Offering a semblance of hope, Prime Minister Jacinda Ardern said the country would lift vaccine mandates and social distancing measures after the omicron variant had peaked: "We all want to go back to the way life was. And we will, I suspect sooner than you think."
"But when that happens, it will be because easing restrictions won't compromise the lives of thousands of people – not because you demanded it," she added, addressing protestors.
Asia
Close to 73% of respondents to a recent opinion poll in Japan felt that the government’s rollout of booster shots has been very slow, the Kyodo news agency reported.
At the end of last week, only 12% of Japan’s population had received booster shots even though close to 30% of the country is 65 or older, making them more vulnerable to the virus.

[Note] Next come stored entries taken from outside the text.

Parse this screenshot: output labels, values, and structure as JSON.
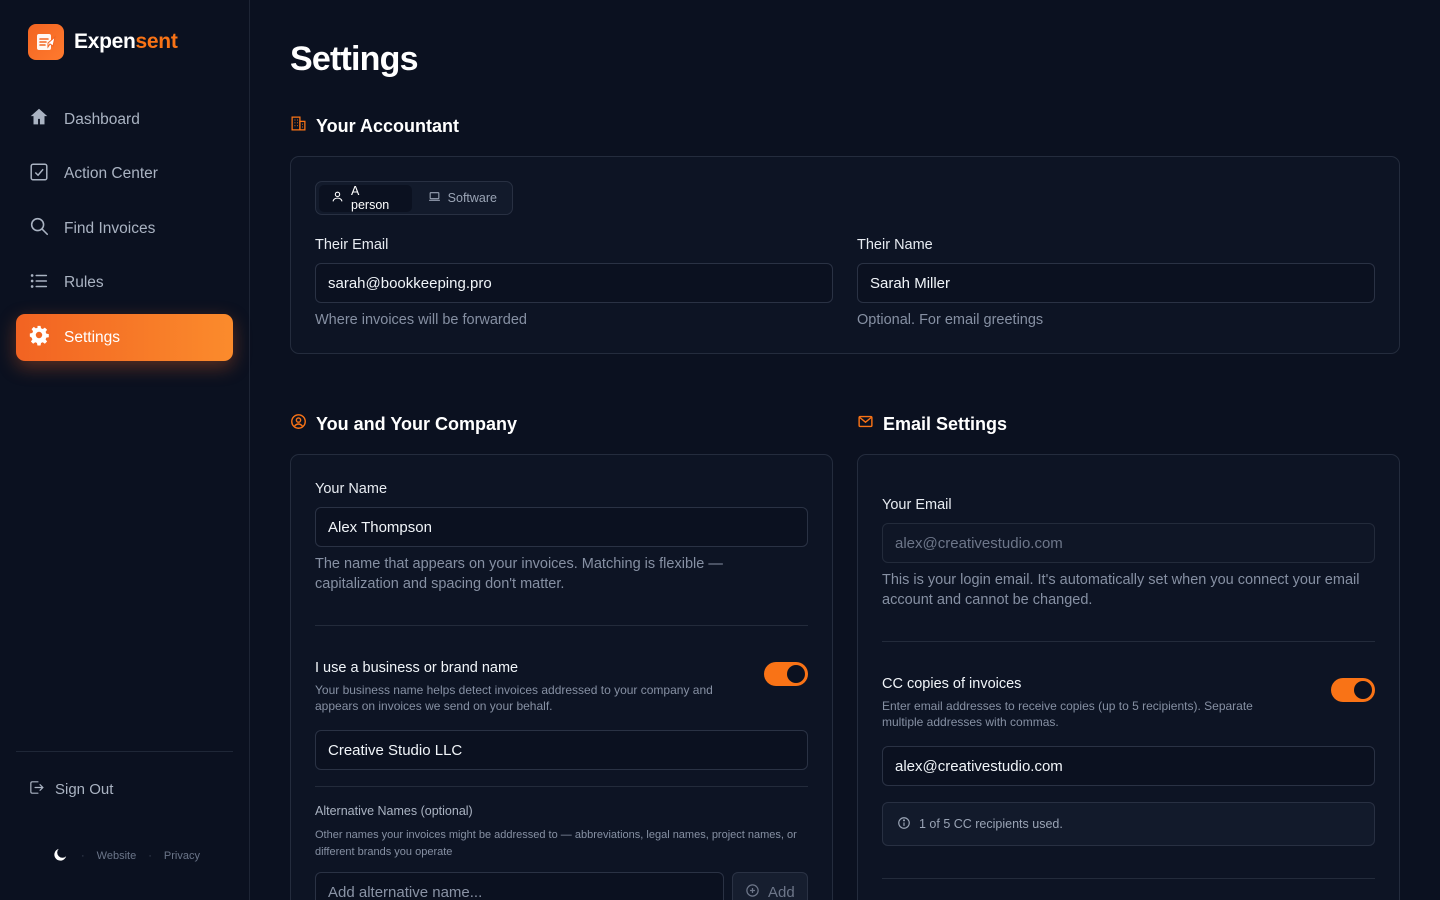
{
  "brand": {
    "name_part1": "Expen",
    "name_part2": "sent"
  },
  "sidebar": {
    "items": [
      {
        "label": "Dashboard",
        "icon": "home-icon"
      },
      {
        "label": "Action Center",
        "icon": "check-square-icon"
      },
      {
        "label": "Find Invoices",
        "icon": "search-icon"
      },
      {
        "label": "Rules",
        "icon": "list-icon"
      },
      {
        "label": "Settings",
        "icon": "gear-icon",
        "active": true
      }
    ],
    "sign_out": "Sign Out",
    "footer": {
      "website": "Website",
      "privacy": "Privacy"
    }
  },
  "page": {
    "title": "Settings"
  },
  "accountant": {
    "heading": "Your Accountant",
    "toggle": {
      "person": "A person",
      "software": "Software",
      "selected": "A person"
    },
    "email_label": "Their Email",
    "email_value": "sarah@bookkeeping.pro",
    "email_hint": "Where invoices will be forwarded",
    "name_label": "Their Name",
    "name_value": "Sarah Miller",
    "name_hint": "Optional. For email greetings"
  },
  "company": {
    "heading": "You and Your Company",
    "your_name_label": "Your Name",
    "your_name_value": "Alex Thompson",
    "your_name_hint": "The name that appears on your invoices. Matching is flexible — capitalization and spacing don't matter.",
    "brand_toggle_title": "I use a business or brand name",
    "brand_toggle_hint": "Your business name helps detect invoices addressed to your company and appears on invoices we send on your behalf.",
    "brand_toggle_on": true,
    "business_name_value": "Creative Studio LLC",
    "alt_names_label": "Alternative Names (optional)",
    "alt_names_hint": "Other names your invoices might be addressed to — abbreviations, legal names, project names, or different brands you operate",
    "alt_names_placeholder": "Add alternative name...",
    "add_button": "Add"
  },
  "email_settings": {
    "heading": "Email Settings",
    "your_email_label": "Your Email",
    "your_email_value": "alex@creativestudio.com",
    "your_email_hint": "This is your login email. It's automatically set when you connect your email account and cannot be changed.",
    "cc_title": "CC copies of invoices",
    "cc_hint": "Enter email addresses to receive copies (up to 5 recipients). Separate multiple addresses with commas.",
    "cc_on": true,
    "cc_value": "alex@creativestudio.com",
    "cc_info": "1 of 5 CC recipients used."
  },
  "colors": {
    "accent": "#f97316",
    "background": "#0b1120",
    "card": "#0d1424"
  }
}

However, 54.1% of the respondents approved of how the government tackled the coronavirus overall.
Americas
Police in Canada have secured downtown Ottawa after two days of a tense standoff with protests, ending a three-week occupation of the Canadian capital.
While the protesters initially wanted an end to cross-border vaccine mandates for truck drivers, the blockade quickly turned into a demonstration against Prime Minister Justin Trudeau and the government.
Trudeau invoked rarely used emergency powers to clear the protests.